Ever since I went public with the garden blog residing in a subfolder of this server account, I’ve been dogged with issues trying to keep the main domain private and the subdomain public.
The solution finally manifested itself after I lost access to both domains after an IP change. Because the main domain only responded to specific IP requests via the .htaccess file, I had to make some changes. An .htaccess file in the subdomain directory with the appropriate lines finally resolved the issue.

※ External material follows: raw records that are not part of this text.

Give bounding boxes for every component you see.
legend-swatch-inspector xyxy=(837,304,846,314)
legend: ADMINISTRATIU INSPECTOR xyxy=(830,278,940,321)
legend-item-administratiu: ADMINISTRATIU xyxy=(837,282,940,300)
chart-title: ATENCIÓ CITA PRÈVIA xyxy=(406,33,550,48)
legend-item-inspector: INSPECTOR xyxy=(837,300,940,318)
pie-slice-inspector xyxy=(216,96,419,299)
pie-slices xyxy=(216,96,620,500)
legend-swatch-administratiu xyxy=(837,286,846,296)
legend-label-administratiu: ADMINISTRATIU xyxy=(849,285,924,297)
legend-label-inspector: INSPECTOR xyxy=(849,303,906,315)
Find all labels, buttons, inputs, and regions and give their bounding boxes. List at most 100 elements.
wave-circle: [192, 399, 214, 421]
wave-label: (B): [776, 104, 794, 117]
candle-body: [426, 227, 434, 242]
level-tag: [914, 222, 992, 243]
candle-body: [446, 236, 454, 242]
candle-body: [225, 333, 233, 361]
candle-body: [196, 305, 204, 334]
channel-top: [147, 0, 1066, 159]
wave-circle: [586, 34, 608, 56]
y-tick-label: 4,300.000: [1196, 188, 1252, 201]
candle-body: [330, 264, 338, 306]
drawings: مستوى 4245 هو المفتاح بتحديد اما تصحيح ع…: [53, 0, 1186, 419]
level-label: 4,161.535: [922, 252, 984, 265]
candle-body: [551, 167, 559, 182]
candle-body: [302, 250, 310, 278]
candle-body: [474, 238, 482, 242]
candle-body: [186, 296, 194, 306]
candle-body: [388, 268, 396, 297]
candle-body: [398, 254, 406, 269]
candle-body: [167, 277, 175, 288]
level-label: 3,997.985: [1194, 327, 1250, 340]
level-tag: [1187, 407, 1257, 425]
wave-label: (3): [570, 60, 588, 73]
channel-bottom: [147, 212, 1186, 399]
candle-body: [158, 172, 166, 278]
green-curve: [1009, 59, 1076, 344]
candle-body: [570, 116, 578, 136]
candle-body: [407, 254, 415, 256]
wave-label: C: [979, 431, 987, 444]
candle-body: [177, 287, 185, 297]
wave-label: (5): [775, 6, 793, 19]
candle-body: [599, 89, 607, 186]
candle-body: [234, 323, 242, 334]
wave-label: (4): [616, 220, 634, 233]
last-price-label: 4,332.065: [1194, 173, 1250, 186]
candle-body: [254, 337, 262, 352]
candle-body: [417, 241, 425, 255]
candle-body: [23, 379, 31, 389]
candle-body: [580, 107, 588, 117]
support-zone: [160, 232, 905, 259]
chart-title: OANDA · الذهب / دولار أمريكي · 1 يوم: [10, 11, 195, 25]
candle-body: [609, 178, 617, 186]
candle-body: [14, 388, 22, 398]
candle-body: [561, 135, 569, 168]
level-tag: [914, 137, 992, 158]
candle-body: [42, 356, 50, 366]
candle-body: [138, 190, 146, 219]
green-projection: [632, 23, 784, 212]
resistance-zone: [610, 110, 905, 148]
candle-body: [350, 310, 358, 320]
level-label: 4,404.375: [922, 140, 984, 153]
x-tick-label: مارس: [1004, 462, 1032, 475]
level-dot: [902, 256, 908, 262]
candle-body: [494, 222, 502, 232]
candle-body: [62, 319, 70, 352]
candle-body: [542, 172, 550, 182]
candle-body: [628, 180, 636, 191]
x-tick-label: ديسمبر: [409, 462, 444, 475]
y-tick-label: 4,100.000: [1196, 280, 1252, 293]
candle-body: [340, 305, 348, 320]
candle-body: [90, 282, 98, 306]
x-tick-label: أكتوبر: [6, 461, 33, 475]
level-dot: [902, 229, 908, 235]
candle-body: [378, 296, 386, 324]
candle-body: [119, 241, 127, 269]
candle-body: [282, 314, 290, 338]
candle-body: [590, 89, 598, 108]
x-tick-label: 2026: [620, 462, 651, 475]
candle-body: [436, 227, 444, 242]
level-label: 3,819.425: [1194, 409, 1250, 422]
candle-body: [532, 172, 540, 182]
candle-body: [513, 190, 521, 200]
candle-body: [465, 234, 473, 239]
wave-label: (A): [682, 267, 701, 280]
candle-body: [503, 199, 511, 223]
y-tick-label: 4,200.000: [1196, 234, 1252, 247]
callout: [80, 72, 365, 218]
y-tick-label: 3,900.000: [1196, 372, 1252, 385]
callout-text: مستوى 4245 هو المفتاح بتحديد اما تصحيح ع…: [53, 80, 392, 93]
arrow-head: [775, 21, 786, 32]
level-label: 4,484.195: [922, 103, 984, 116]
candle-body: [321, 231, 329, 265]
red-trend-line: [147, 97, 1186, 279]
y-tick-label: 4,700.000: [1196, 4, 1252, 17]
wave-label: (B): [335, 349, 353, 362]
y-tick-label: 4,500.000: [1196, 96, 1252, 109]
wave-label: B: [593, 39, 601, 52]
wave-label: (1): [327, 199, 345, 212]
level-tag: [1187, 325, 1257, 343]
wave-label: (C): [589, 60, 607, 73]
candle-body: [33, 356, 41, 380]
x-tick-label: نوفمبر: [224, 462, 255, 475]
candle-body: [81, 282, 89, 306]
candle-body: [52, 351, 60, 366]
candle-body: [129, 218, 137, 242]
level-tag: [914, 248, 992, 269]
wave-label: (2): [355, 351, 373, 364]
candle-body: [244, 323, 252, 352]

For the main domain, I limited access to my IP address with the following:
# ALLOW ONLY SPECIFIC IPs
<Limit GET POST PUT>
Order Deny,Allow
Deny from all
Allow from xxx.xxx.xxx.xxx
</Limit>
I also had to permit public access to certain file-types, i.e. picture files, since my subdomain used the same WordPress content directory as the main domain:
# Allow only certain file types
<FilesMatch ".(ico|pdf|flv|jpg|jpeg|mp3|mpg|mp4|mov|wav|wmv|png|gif|swf|css|js)$">
Allow from All
</FilesMatch>
For the subdomain, I permitted the public GET, POST and PUT permissions:
# allow public access
<Limit GET POST PUT>
order allow,deny
allow from all
</Limit>
With the above, I retained privacy of my main domain, but gave public access to the subdomain served from a subfolder of the main WordPress site.